I'm still not nervous. In fact, I'm having a ball. I've got the audience clapping along. I'm singing to the people I can actually see (about the first row of tables is all), I'm not reading the words on the monitor because I don't need to. I'm hamming it up with my band mates. It's literally like a dream come true. Except for the part where I almost tripped over a spatula - but that's another story, and it was really more funny than anything else.
Big finish! Group bow. Tossed the rest of the guitar picks into the audience, as well as the spare set of drumsticks. Just like a real rock concert. What a rush!! I didn't want it to end. I KNEW we had won that contest.
But, as it turns out, they pulled one of those "cutesy" contest things where everyone actually won. Everyone was amazing, that's for sure. But seriously - why advertise it as a contest if it isn't really? Ultimately it doesn't matter, because we knew we had won. If only in our hearts.
Afterwards, as folks were exiting the ballroom after the event, people kept coming by our table and telling us how amazing we were. Waiters came by and said they were glad they got to see us perform twice. One person came up to me and said, "wow - I thought you were shy. I had no idea!"

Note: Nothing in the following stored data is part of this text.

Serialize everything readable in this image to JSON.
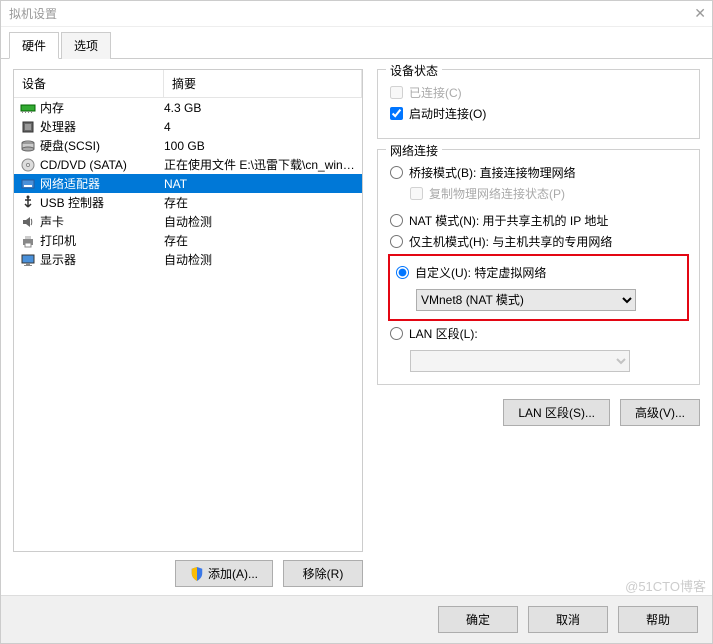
{
  "titlebar": {
    "title": "拟机设置"
  },
  "tabs": {
    "hardware": "硬件",
    "options": "选项"
  },
  "listHeader": {
    "device": "设备",
    "summary": "摘要"
  },
  "devices": [
    {
      "name": "内存",
      "summary": "4.3 GB",
      "icon": "memory"
    },
    {
      "name": "处理器",
      "summary": "4",
      "icon": "cpu"
    },
    {
      "name": "硬盘(SCSI)",
      "summary": "100 GB",
      "icon": "hdd"
    },
    {
      "name": "CD/DVD (SATA)",
      "summary": "正在使用文件 E:\\迅雷下载\\cn_wind...",
      "icon": "cd"
    },
    {
      "name": "网络适配器",
      "summary": "NAT",
      "icon": "nic"
    },
    {
      "name": "USB 控制器",
      "summary": "存在",
      "icon": "usb"
    },
    {
      "name": "声卡",
      "summary": "自动检测",
      "icon": "sound"
    },
    {
      "name": "打印机",
      "summary": "存在",
      "icon": "printer"
    },
    {
      "name": "显示器",
      "summary": "自动检测",
      "icon": "display"
    }
  ],
  "leftButtons": {
    "add": "添加(A)...",
    "remove": "移除(R)"
  },
  "deviceStatus": {
    "title": "设备状态",
    "connected": "已连接(C)",
    "connectAtPowerOn": "启动时连接(O)"
  },
  "network": {
    "title": "网络连接",
    "bridged": "桥接模式(B): 直接连接物理网络",
    "replicate": "复制物理网络连接状态(P)",
    "nat": "NAT 模式(N): 用于共享主机的 IP 地址",
    "hostOnly": "仅主机模式(H): 与主机共享的专用网络",
    "custom": "自定义(U): 特定虚拟网络",
    "customValue": "VMnet8 (NAT 模式)",
    "lan": "LAN 区段(L):"
  },
  "rightButtons": {
    "lanSegments": "LAN 区段(S)...",
    "advanced": "高级(V)..."
  },
  "footer": {
    "ok": "确定",
    "cancel": "取消",
    "help": "帮助"
  },
  "watermark": "@51CTO博客"
}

Later that night in karaoke, of course I had to sing again. And the following night. And the following night! LOL! I chatted with the KJ quite a bit, and he was so complimentary of me. He even put me in the rotation of singers without me asking. He said I had a stage presence that was infectious. He told my friends at the table in the lounge that I was truly fearless.
A few days ago I read a post on one of the Barbie bulletin boards commenting on our performance. She said that I was truly fearless.

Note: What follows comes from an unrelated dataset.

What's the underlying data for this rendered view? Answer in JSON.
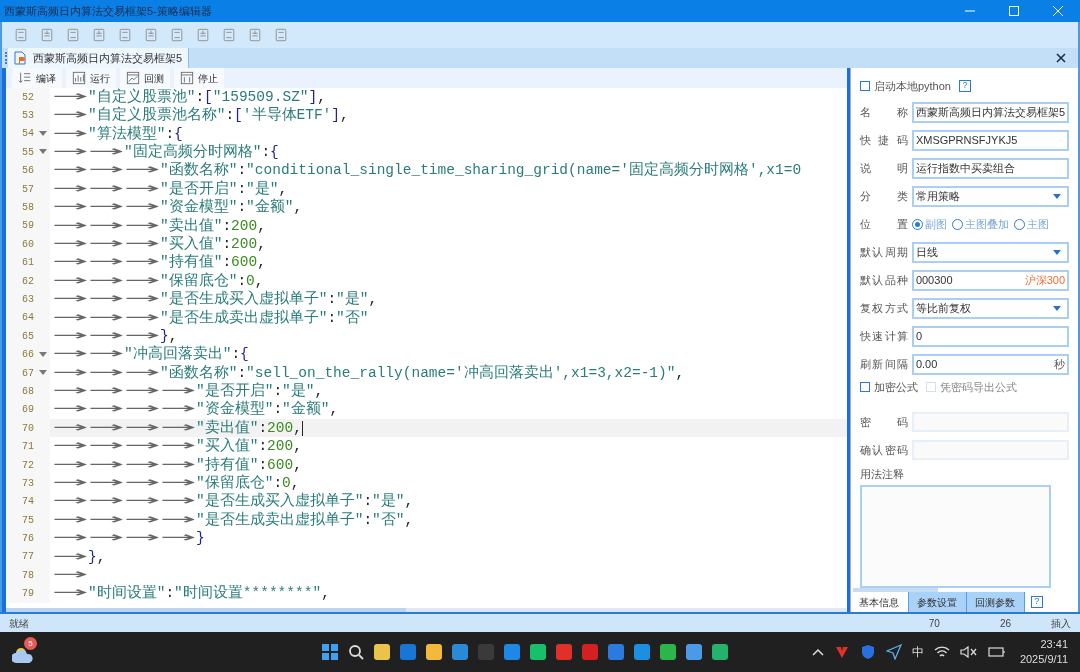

Well, I have news. I'm not truly fearless. I actually am shy. But extraverted. Which seems like an odd combination, I know, but it happens. It's weird. And I'll talk about that in some future post. But that odd combination, I think, leads me to believe that performing on stage is something I do best. Because there's a separation between me and the audience. I can be a character, rather than myself. But what I'm finding out is that "on stage" character really is who I am. I feel comfortable there. So if that makes me "fearless", I'll wear that label with pride.
A lot of people who get nervous before going on stage for whatever reason, are afraid that the audience has a preconceived notion that the performance will be poor. I've found the opposite to be true. The audience wants to hear you, and they think you'll be good, and they're interested in what you have to say, whether you're making a speech, singing a song, playing an instrument, etc. They're interested, or they wouldn't be there. Now it's just up to you to push through that feeling of dread, channel that energy, and go for it.
Yeah, yeah, easier said than done. But look at me. I actually *dropped a class in college* because I didn't want to speak in front of the class. Now I'm comfortable singing in front of 800 people. Trust me, if I can do it, YOU can do it.